Los restos de un camino, ahora
solo perceptible por los pasos de los caminantes ocasionales, ascendían cansinamente
hasta llegar a lo más alto del lugar donde todavía se mantienen en un
equilibrio precario el templo románico, testigo mudo de las historias sencillas
de los moradores de aquel lugar.
- Bello! –exclamó Francesca nada
más llegar al exiguo atrio que rodeaba la iglesia.

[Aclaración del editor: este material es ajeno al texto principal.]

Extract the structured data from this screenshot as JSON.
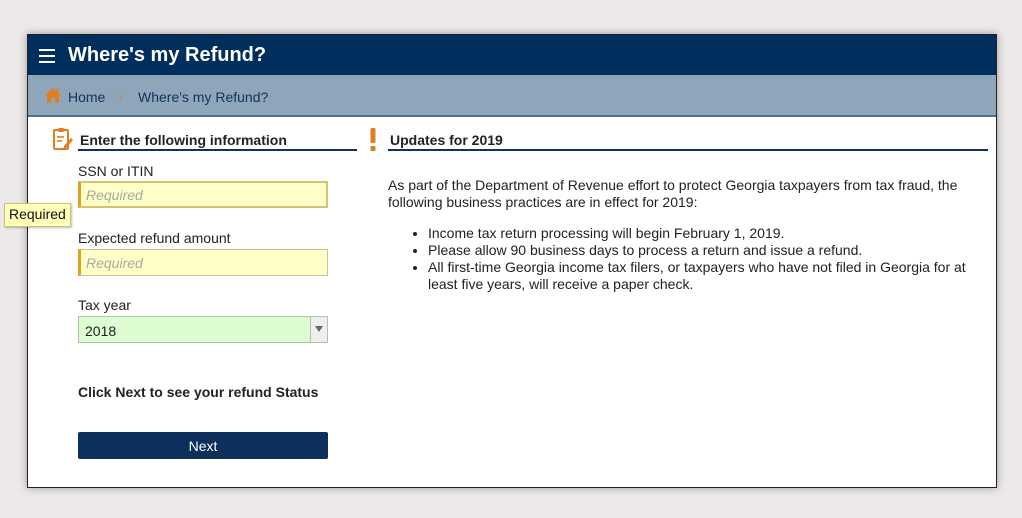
{
  "header": {
    "title": "Where's my Refund?"
  },
  "breadcrumb": {
    "home": "Home",
    "separator": "›",
    "current": "Where's my Refund?"
  },
  "form": {
    "heading": "Enter the following information",
    "ssn": {
      "label": "SSN or ITIN",
      "placeholder": "Required",
      "value": ""
    },
    "tooltip": "Required",
    "amount": {
      "label": "Expected refund amount",
      "placeholder": "Required",
      "value": ""
    },
    "tax_year": {
      "label": "Tax year",
      "value": "2018"
    },
    "instruction": "Click Next to see your refund Status",
    "next_label": "Next"
  },
  "updates": {
    "heading": "Updates for 2019",
    "intro": "As part of the Department of Revenue effort to protect Georgia taxpayers from tax fraud, the following business practices are in effect for 2019:",
    "items": [
      "Income tax return processing will begin February 1, 2019.",
      "Please allow 90 business days to process a return and issue a refund.",
      "All first-time Georgia income tax filers, or taxpayers who have not filed in Georgia for at least five years, will receive a paper check."
    ]
  },
  "colors": {
    "header": "#002e5d",
    "breadcrumb": "#8fa5b9",
    "accent": "#e07f22",
    "required_field": "#ffffc8",
    "valid_field": "#ddfcd1",
    "button": "#0c2f5b"
  }
}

Una bella portada románica se
mantenía milagrosamente en pie enmarcando la entrada a la iglesia. Por todas
partes, creciendo libremente, restos de vegetación, consumando el plan de la
naturaleza para reclamar y recuperar lo que le pertenecía. Y en el interior del
templo unas bellas pinturas murales a punto de sucumbir, daban testimonio de la
fe ciega que aquellas gentes habían depositado en la religión.
A su alrededor el extenso
pastizal que acababan de recorrer se extendía a sus pies como una gigantesca
alfombra enmarcada por los bosques que ascendían por las laderas del Santa Ana
y mantenían vivos los recuerdos de los que allí vivieron.